A negative tyrosine aminotransferase gene element that blocks glucocorticoid modulatory element-regulated modulation of glucocorticoid-induced gene expression

• Published in: Molecular endocrinology (Baltimore, Md.) Vol. 10; no. 5; pp. 463 - 476
• Main Author: Collier, C. D.
• Format: Journal Article
• Language: English
• Published: United States 01.05.1996
• Subjects: Base Sequence; Binding Sites; Binding, Competitive; Cell Line; Dexamethasone - pharmacology; DNA - chemistry; Gene Expression Regulation - drug effects; Glucocorticoids - pharmacology; Molecular Sequence Data; Mutagenesis; Oligodeoxyribonucleotides - chemistry; Regulatory Sequences, Nucleic Acid; Repetitive Sequences, Nucleic Acid; Thermodynamics; Trans-Activators - metabolism; Transfection; Tyrosine Transaminase - genetics
• ISSN: 0888-8809
• DOI: 10.1210/me.10.5.463

Tyrosine aminotransferase (TAT) is the prototypic steroid-inducible gene. Recently, we have found that the modulation of TAT induction properties is reproduced by a novel cis-acting TAT gene element, the glucocorticoid modulatory element (GME). This GME lies about 1 kb upstream of the glucocorticoid response elements (GREs) of the TAT gene and binds a heterooligomer of two recently defined proteins. We now report the existence of an additional TAT gene element between the GME and the GREs that blocks the action of the GME and thus prevents the left shift in the glucocorticoid dose-response curve caused by the GME. This negative element has the properties of a silencer because its activity is relatively position- and orientation-independent. The interaction appears to be stoichiometric in that the effects of a single negative element can be overcome by a second GME. This negative element also has an intrinsic inhibitory activity in the absence of the GME. The majority of the negative element activity could be elicited by a 56-bp sequence between -3105 and -3050 bp of the TAT gene. Multiple, clustered mutations of this sequence reduced, but did not eliminate, the negative activity. Further efforts to restrict the negative element were unsuccessful, suggesting that multiple sequences are required for full activity. High affinity, sequence-specific binding of a trans-acting factor(s) was observed in gel shift assays.

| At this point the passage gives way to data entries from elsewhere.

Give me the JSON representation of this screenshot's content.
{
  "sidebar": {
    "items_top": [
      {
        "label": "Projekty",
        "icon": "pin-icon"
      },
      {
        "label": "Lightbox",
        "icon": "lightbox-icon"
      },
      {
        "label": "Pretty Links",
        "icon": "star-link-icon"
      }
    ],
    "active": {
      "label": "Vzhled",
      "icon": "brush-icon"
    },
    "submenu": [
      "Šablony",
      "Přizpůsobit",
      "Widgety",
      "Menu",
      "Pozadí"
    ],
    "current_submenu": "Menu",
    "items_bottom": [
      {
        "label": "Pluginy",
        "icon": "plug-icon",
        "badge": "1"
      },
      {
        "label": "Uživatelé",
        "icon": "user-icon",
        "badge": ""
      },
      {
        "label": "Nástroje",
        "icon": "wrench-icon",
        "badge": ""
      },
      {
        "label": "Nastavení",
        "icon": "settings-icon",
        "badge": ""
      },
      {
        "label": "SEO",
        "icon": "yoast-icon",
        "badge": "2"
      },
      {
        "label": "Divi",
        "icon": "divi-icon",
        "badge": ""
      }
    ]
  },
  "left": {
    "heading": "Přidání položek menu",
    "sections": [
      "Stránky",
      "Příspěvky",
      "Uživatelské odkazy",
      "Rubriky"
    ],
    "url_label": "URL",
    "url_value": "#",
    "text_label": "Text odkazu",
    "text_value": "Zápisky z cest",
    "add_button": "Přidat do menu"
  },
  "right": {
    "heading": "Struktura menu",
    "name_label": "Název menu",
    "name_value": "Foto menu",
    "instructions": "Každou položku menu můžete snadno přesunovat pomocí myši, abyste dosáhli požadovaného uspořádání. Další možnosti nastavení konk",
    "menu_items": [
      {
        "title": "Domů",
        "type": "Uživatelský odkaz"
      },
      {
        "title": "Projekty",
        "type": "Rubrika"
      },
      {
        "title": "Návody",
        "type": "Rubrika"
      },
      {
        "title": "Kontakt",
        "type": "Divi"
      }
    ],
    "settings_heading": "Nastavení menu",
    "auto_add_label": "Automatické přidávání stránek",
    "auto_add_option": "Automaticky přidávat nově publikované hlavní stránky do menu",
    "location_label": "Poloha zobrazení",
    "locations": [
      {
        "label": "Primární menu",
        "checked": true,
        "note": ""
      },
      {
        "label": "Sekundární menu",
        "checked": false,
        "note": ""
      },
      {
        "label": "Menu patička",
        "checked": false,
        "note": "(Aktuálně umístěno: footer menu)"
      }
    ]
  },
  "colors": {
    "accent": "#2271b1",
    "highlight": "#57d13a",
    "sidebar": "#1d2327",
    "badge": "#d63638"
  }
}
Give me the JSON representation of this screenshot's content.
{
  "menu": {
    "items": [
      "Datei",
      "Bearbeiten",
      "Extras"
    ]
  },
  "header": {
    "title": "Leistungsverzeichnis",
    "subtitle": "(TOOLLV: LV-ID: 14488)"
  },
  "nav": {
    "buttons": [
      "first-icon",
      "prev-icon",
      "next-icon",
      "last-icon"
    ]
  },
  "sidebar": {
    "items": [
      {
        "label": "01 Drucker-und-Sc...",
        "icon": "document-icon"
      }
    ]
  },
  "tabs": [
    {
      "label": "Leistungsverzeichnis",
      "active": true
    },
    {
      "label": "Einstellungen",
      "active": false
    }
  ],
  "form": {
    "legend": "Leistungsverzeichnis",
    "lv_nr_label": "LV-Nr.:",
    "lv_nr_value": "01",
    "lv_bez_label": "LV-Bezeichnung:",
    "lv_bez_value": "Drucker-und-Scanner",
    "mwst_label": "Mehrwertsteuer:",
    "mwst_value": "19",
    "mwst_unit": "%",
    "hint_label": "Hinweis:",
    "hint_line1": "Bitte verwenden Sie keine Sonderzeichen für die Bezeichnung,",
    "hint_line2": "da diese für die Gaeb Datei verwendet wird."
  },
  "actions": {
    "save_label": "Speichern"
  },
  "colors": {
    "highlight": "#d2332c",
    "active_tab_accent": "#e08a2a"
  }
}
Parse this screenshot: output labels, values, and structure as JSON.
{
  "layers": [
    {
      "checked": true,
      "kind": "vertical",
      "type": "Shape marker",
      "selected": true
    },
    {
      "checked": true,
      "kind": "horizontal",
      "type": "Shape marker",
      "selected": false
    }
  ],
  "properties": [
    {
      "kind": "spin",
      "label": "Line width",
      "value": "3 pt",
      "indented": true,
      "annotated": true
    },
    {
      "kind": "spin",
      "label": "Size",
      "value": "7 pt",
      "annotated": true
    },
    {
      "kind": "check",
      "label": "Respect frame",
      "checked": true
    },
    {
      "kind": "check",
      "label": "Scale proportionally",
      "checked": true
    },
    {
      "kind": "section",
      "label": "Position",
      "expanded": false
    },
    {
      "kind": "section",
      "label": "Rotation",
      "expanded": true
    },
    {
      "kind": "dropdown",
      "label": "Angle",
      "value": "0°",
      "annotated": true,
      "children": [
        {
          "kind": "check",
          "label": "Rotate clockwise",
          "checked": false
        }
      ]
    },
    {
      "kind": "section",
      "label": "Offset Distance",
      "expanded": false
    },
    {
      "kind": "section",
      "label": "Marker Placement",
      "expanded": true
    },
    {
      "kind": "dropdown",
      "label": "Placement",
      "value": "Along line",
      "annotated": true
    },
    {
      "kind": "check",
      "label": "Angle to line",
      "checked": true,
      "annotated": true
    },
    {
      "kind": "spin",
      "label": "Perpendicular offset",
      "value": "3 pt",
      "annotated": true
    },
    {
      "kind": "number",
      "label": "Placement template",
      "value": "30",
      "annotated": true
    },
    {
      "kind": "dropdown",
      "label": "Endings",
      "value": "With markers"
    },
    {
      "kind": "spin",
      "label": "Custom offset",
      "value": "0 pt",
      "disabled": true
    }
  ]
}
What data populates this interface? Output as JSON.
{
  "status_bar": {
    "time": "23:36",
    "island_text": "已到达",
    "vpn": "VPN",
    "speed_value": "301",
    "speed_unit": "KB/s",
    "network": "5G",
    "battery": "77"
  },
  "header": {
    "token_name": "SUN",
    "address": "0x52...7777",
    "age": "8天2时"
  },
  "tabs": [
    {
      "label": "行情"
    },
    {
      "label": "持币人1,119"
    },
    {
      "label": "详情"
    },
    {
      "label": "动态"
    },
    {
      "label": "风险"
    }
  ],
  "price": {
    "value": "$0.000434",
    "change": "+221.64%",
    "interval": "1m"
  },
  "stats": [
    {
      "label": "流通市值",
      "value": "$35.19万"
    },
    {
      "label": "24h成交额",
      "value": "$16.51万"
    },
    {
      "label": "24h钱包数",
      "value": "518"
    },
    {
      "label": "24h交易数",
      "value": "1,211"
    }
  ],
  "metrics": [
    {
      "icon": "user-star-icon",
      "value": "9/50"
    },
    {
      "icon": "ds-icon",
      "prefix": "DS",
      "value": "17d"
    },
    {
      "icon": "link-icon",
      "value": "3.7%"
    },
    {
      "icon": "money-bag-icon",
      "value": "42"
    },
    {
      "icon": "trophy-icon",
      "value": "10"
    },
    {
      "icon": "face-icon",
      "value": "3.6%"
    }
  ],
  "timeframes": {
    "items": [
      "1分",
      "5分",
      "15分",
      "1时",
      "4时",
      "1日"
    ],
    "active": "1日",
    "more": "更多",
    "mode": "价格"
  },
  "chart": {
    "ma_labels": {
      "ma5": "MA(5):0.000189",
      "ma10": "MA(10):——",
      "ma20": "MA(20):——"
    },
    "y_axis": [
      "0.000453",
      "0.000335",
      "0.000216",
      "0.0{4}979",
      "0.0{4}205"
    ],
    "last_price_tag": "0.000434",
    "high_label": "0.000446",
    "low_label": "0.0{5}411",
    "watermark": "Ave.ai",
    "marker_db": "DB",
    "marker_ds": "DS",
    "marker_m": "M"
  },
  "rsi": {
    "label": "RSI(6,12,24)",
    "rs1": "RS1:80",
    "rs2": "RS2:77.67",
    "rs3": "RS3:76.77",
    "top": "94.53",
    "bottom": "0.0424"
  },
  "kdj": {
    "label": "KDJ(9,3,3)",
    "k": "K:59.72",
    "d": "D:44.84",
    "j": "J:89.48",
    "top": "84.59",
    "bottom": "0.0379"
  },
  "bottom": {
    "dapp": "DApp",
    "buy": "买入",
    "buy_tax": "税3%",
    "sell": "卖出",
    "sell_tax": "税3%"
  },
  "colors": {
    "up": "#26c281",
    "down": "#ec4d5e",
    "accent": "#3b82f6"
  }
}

This binding was half-maximally competed by a 4.4-fold excess of nonradioactive probe and was very stable once formed (delta H [symbol: see text] dissoc. = 32 kcal/mol), suggesting that low concentrations of a high affinity binding protein(s) exist in nuclear extracts. Further support for this conclusion came from the observation that cotransfection of a plasmid containing multiple copies of the 56-bp negative element was able to relieve the negation of GME activity in a GME-56-bp-GRE reporter construct. These data directly support the role of a trans-acting factor(s) in binding to the 56-bp negative element and blocking GME activity. Collectively, these data suggest that glucocorticoid induction of TAT gene expression is subject to multiple levels of control by several new cis-acting elements and thus is much more complex than previously appreciated.